How do you spot a memorable or “epic” moment in live video content? Meeyoung Cha and Kunwoo Park talk about their recent work in EPJ data science which uses a deep learning model to identify such epic moments.
Photo by Jack B on Unsplash
Live streaming has become a popular internet culture. Platforms like TikTok and Twitch have over 60 to 140 million monthly active users.
Virtually anyone can stream content on these platforms, which makes it difficult to find epic and funny moments due to the sheer volume of seemingly mundane and long videos.
In a new study published in EPJ data science, we show how Artificial Intelligence (AI) can help human editors quickly identify interesting segments of live streaming content.

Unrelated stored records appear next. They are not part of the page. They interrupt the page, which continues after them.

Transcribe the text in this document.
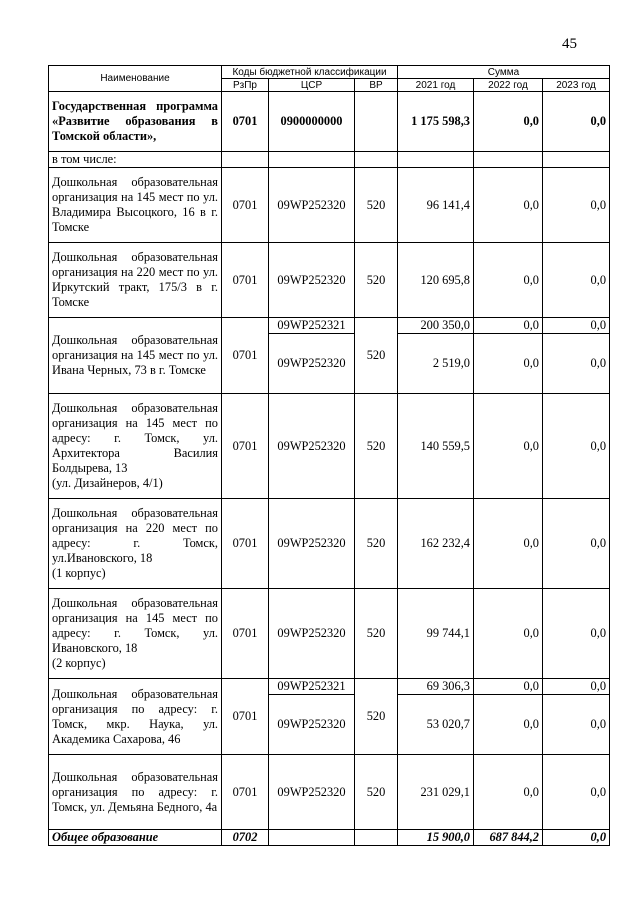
45
Наименование	Коды бюджетной классификации			Сумма		
	РзПр	ЦСР	ВР	2021 год	2022 год	2023 год
Государственная программа «Развитие образования в Томской области»,	0701	0900000000		1 175 598,3	0,0	0,0
в том числе:						
Дошкольная образовательная организация на 145 мест по ул. Владимира Высоцкого, 16 в г. Томске	0701	09WP252320	520	96 141,4	0,0	0,0
Дошкольная образовательная организация на 220 мест по ул. Иркутский тракт, 175/3 в г. Томске	0701	09WP252320	520	120 695,8	0,0	0,0
Дошкольная образовательная организация на 145 мест по ул. Ивана Черных, 73 в г. Томске	0701	09WP252321	520	200 350,0	0,0	0,0
		09WP252320		2 519,0	0,0	0,0
Дошкольная образовательная организация на 145 мест по адресу: г. Томск, ул. Архитектора Василия Болдырева, 13
(ул. Дизайнеров, 4/1)	0701	09WP252320	520	140 559,5	0,0	0,0
Дошкольная образовательная организация на 220 мест по адресу: г. Томск, ул.Ивановского, 18
(1 корпус)	0701	09WP252320	520	162 232,4	0,0	0,0
Дошкольная образовательная организация на 145 мест по адресу: г. Томск, ул. Ивановского, 18
(2 корпус)	0701	09WP252320	520	99 744,1	0,0	0,0
Дошкольная образовательная организация по адресу: г. Томск, мкр. Наука, ул. Академика Сахарова, 46	0701	09WP252321	520	69 306,3	0,0	0,0
		09WP252320		53 020,7	0,0	0,0
Дошкольная образовательная организация по адресу: г. Томск, ул. Демьяна Бедного, 4а	0701	09WP252320	520	231 029,1	0,0	0,0
Общее образование	0702			15 900,0	687 844,2	0,0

This decision is made collectively based on audience reactions in chat messages, the structure of video frames, number of views, and streamer information. Among these, emojis and audience reactions act as critical components that guide the AI algorithm.
Deep learning is used to learn characteristics of epic moments from multimodal data to suggest interesting video segments with different contexts including victory, funny, embarrassing and awkward moments.
Tested in a user study, this AI suggestion is comparable to expert suggestions in spotting epic moments.
In order to train the algorithm, we need key data that represent “epicness”. Twitch has manually created “clips” or Twitch highlights, which are 5 to 60 second segments contributed by streamers and viewers.
Figure 1 shows an example of live streaming content with a duration of 11 minutes and 55 seconds. Two segments of this content were highlighted as recommended “clips” that were 53 seconds and 30 seconds long, respectively.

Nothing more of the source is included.